Are Folk Remedies Better Than Modern Medicine? Heres What Research Says
Folk remedies are homeopathic health salves that are passed down from one generation to the next. From chicken soup for cold relief to hot tea for a sore throat, these natural alternatives to medications are often culture- and family-specific. Though some do, in fact, soothe the discomforts of lesser illnesses, the research on their ability to heal is limited. As such, we assessed popular home remedies for common ailments — including back pain, cough, and hypertension — by evaluating research studies comparing their benefits to those of traditional medications. Here's what we found.
Claim: Heat Helps Soothes Back Pain
True. In ancient Egypt and Greece, heat therapy was used to treat aches. Now, research published in the journal Value in Health suggests that it's still the best cure for chronic back pain. Compared to pain-relieving drugs, the study concluded that heat wrap therapy was a cheaper way for participants to ease lower-back pain. Why? Heat therapy helps soothe discomfort, and boosts blood flow to the area to speed healing.
Claim: Chocolate May Relive Persistent Coughing
False. The claim that chocolate can provide cough relief better than cough medicine is misleading. This claim garnered attention after news outlets incorrectly cited a 2016 study as supporting the consumption of all chocolate products to ease coughing, when the research only involved a chocolate-flavored cough syrup.
“It’s caused a lot of discussion. My secretary has been looking at the comments page of our own local paper, and 400 people have commented on this. Some say, ‘Yes, chocolate works for me,’ and maybe it works for them and that’s fine by me, but scientifically there is no evidence it will work,” the study's co-author, Alyn Morice, MD, explains to Healthline.

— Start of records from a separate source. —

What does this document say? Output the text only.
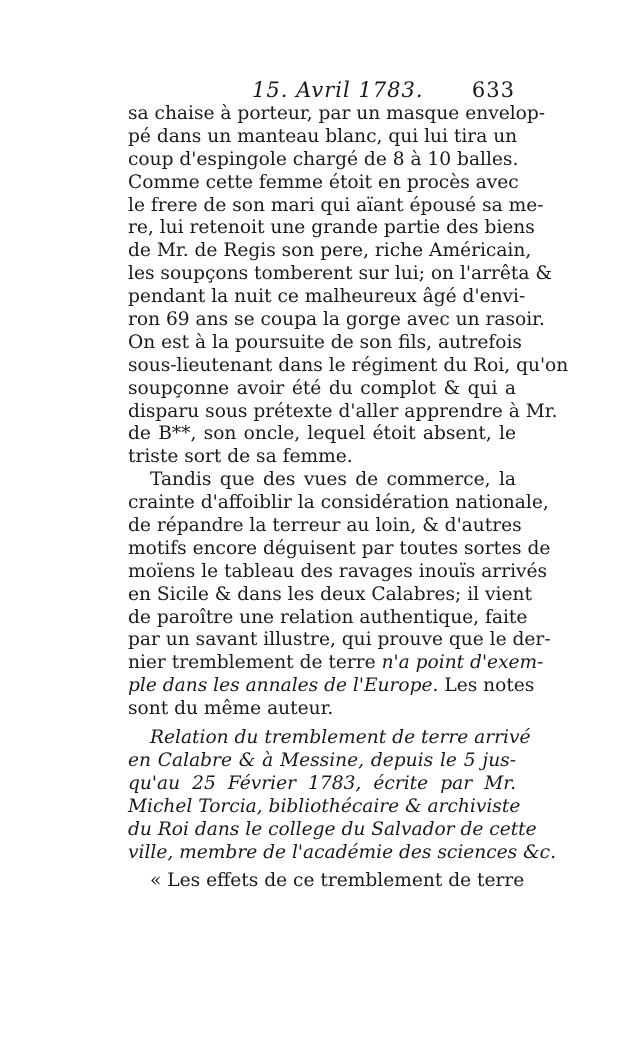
15. Avril 1783. 633
sa chaise à porteur, par un masque envelop-
pé dans un manteau blanc, qui lui tira un
coup d'espingole chargé de 8 à 10 balles.
Comme cette femme étoit en procès avec
le frere de son mari qui aïant épousé sa me-
re, lui retenoit une grande partie des biens
de Mr. de Regis son pere, riche Américain,
les soupçons tomberent sur lui; on l'arrêta &
pendant la nuit ce malheureux âgé d'envi-
ron 69 ans se coupa la gorge avec un rasoir.
On est à la poursuite de son fils, autrefois
sous-lieutenant dans le régiment du Roi, qu'on
soupçonne avoir été du complot & qui a
disparu sous prétexte d'aller apprendre à Mr.
de B**, son oncle, lequel étoit absent, le
triste sort de sa femme.
Tandis que des vues de commerce, la
crainte d'affoiblir la considération nationale,
de répandre la terreur au loin, & d'autres
motifs encore déguisent par toutes sortes de
moïens le tableau des ravages inouïs arrivés
en Sicile & dans les deux Calabres; il vient
de paroître une relation authentique, faite
par un savant illustre, qui prouve que le der-
nier tremblement de terre n'a point d'exem-
ple dans les annales de l'Europe. Les notes
sont du même auteur.
Relation du tremblement de terre arrivé
en Calabre & à Messine, depuis le 5 jus-
qu'au 25 Février 1783, écrite par Mr.
Michel Torcia, bibliothécaire & archiviste
du Roi dans le college du Salvador de cette
ville, membre de l'académie des sciences &c.
« Les effets de ce tremblement de terre
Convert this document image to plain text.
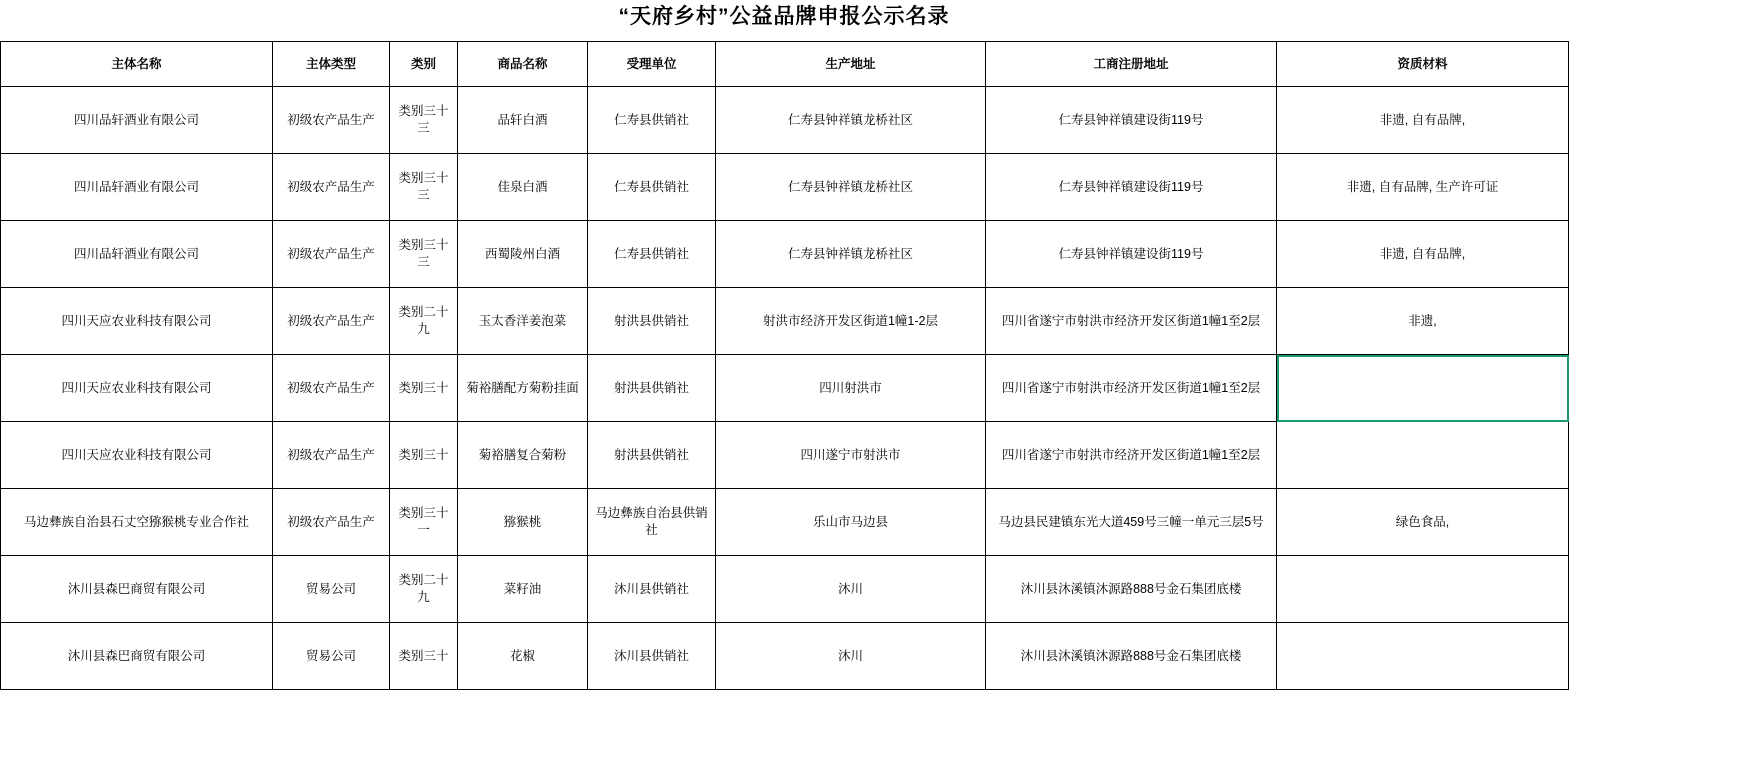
“天府乡村”公益品牌申报公示名录
主体名称	主体类型	类别	商品名称	受理单位	生产地址	工商注册地址	资质材料
四川品轩酒业有限公司	初级农产品生产	类别三十三	品轩白酒	仁寿县供销社	仁寿县钟祥镇龙桥社区	仁寿县钟祥镇建设街119号	非遗, 自有品牌,
四川品轩酒业有限公司	初级农产品生产	类别三十三	佳泉白酒	仁寿县供销社	仁寿县钟祥镇龙桥社区	仁寿县钟祥镇建设街119号	非遗, 自有品牌, 生产许可证
四川品轩酒业有限公司	初级农产品生产	类别三十三	西蜀陵州白酒	仁寿县供销社	仁寿县钟祥镇龙桥社区	仁寿县钟祥镇建设街119号	非遗, 自有品牌,
四川天应农业科技有限公司	初级农产品生产	类别二十九	玉太香洋姜泡菜	射洪县供销社	射洪市经济开发区街道1幢1-2层	四川省遂宁市射洪市经济开发区街道1幢1至2层	非遗,
四川天应农业科技有限公司	初级农产品生产	类别三十	菊裕膳配方菊粉挂面	射洪县供销社	四川射洪市	四川省遂宁市射洪市经济开发区街道1幢1至2层	
四川天应农业科技有限公司	初级农产品生产	类别三十	菊裕膳复合菊粉	射洪县供销社	四川遂宁市射洪市	四川省遂宁市射洪市经济开发区街道1幢1至2层	
马边彝族自治县石丈空猕猴桃专业合作社	初级农产品生产	类别三十一	猕猴桃	马边彝族自治县供销社	乐山市马边县	马边县民建镇东光大道459号三幢一单元三层5号	绿色食品,
沐川县森巴商贸有限公司	贸易公司	类别二十九	菜籽油	沐川县供销社	沐川	沐川县沐溪镇沐源路888号金石集团底楼	
沐川县森巴商贸有限公司	贸易公司	类别三十	花椒	沐川县供销社	沐川	沐川县沐溪镇沐源路888号金石集团底楼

Claim: Coconut Water Could Lower Blood Pressure
True. Coconut water has been reported to calm high blood pressure, and a 2013 study supports that claim. The six-week study found that hypertension participants who consumed coconut water daily experienced significantly lower blood pressure levels than participants who didn't. Researchers credit this benefit to coconut water's potassium content relaxing blood-vessel walls.
The Bottom Line
Age-old health remedies are hit or miss, and there's a chance they'll only provide temporary relief if they actually work. Instead, speak with your doctor about long-term treatment options for health troubles. This way you can feel your best from the inside out!
This content is not a substitute for professional medical advice or diagnosis. Always consult your physician before pursuing any treatment plan.